«Incroyable et odieux. L'ambassade de Cuba attaquée au cocktail Molotov en plein Paris au petit matin. Effet direct des campagnes absurdes de haine et de boycott meurtrier par les USA.» Jean-Luc Mélenchon a apporté son soutien à la mission diplomatique de Cuba dans le XVe arrondissement de Paris, cible de deux engins incendiaires lancés dans la soirée de ce lundi. Par chance, aucun membre du personnel n’a été blessé. Mais les pompiers ont constaté des dégâts mineurs à leur arrivée sur les lieux.
Le patron de La France insoumise va plus loin. Il dénonce la responsabilité des États-Unis. Jean-Luc Mélenchon relaie ainsi les accusations du ministre cubain des Affaires étrangères Bruno Rodríguez Parrilla. Sur Twitter, ce dernier tient ainsi «le gouvernement américain pour responsable de ces campagnes incessantes» contre l’île, qui «encouragent ces comportements et des appels à la violence, en toute impunité, depuis son territoire».
Une campagne d’influence américaine
À l’instar de son confrère au Palais-Bourbon, le député PCF André Chassaigne condamne au micro de Sputnik ce qu’il qualifie d’«acte terroriste». Remonté contre Washington, il considère cet événement comme «le prolongement des rassemblements initiés par les États-Unis».
«C’est la nouvelle expression d’une guerre qui ne dit pas son nom. Une guerre que conduisent les États-Unis contre leur voisin cubain depuis la révolution. […] Le blocus est une guerre économique pour déstabiliser Cuba et aujourd’hui cette guerre prend des dimensions inédites. Les Américains créent une situation de pénurie par le blocus et ensuite, sur les réseaux sociaux, ils appellent la population cubaine à se révolter.»
«Depuis le début de la pandémie, les États-Unis ont adopté près de cinquante mesures destinées à étouffer l’économie cubaine, qui subit déjà dans sa chair les graves conséquences de la crise due au Covid-19. Washington souhaite tirer profit de la crise sanitaire mondiale pour faire avancer son agenda politique hostile vis-à-vis de Cuba.»
Des «groupuscules violents d’extrême droite»
Et ces appels ont dû trouver leurs cibles! Les posts sur les réseaux sociaux ont été suivis d’actes. Si le jet d’explosifs contre l’ambassade de Cuba à Paris n’a pas été encore revendiqué, le chercheur ne voit qu’une «infime minorité d’extrémistes» pouvant se révéler violents. Il impute l’attaque à des «groupuscules d’extrême droite opposés au gouvernement de La Havane». Mais «l’immense majorité de la communauté cubaine» à Paris est «pacifique et opposée» aux sanctions américaines, soutient l’universitaire.

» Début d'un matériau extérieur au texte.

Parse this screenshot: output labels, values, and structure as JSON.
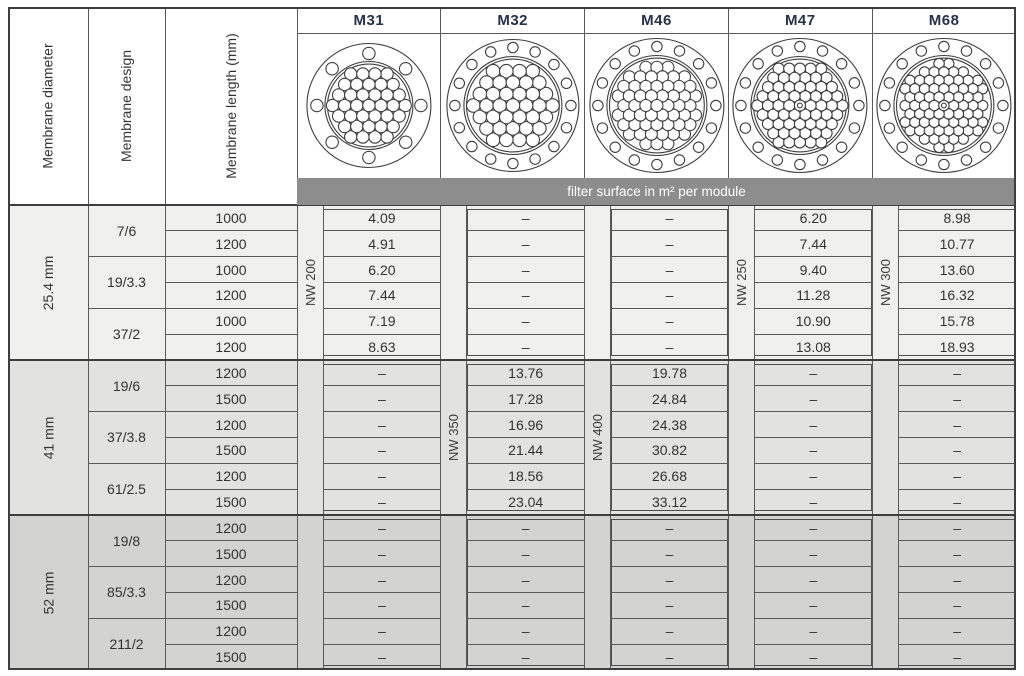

Ainsi le 24 juillet, la mission diplomatique cubaine organisait sur le Champ-de-Mars, à Paris, une manifestation rejetant l’embargo américain.
Pourtant, les attaques du genre de celle de Paris, qualifiée de «terroriste» par La Havane, ne sont pas si rares partout dans le monde, rappelle Salim Lamrani. Déjà en mai 2020, l’ambassade cubaine à Washington était criblée de balles par un opposant, ne causant là aussi que des dégâts matériels. Plus d’un an après l’attentat, les États-Unis «n’ont toujours pas condamné de façon officielle l’attaque survenue sur leur territoire», indique notre interlocuteur. Pis, le lendemain de cette fusillade, le département d’État annonçait l’ajout de Cuba à une liste noire de pays qui ne coopèrent pas assez selon eux en matière de contre-terrorisme. Le spécialiste des relations entre Cuba et les États-Unis remonte à plus loin. Il rappelle que l’île caribéenne est victime de terrorisme depuis 1959, année de la révolution. Deux diplomates cubains ont même été assassinés au Portugal en 1976. Un meurtre suivi la même année d’une vague d’attentats à la bombe frappant les représentations cubaines au Pérou, au Mexique et même à New York.
Quant à lui, le député André Chassaigne appelle la diplomatie française à condamner fermement cette campagne et ces actes de violence. C’est chose faite… à moitié! La France «condamne l’attaque» a indiqué le Quai d’Orsay, annonçant aussi le renforcement du dispositif de sécurité autour de l’ambassade. Le parquet de Paris a ouvert une enquête en flagrance du chef de «dégradations par substance explosive ou engin incendiaire». Mais l’élu va plus loin. Il demande au gouvernement français de s’opposer à «l’extraterritorialité illégale de l’embargo américain» et de «condamner le comportement inacceptable des États-Unis». Le parlementaire communiste aura bien du mal à se faire entendre.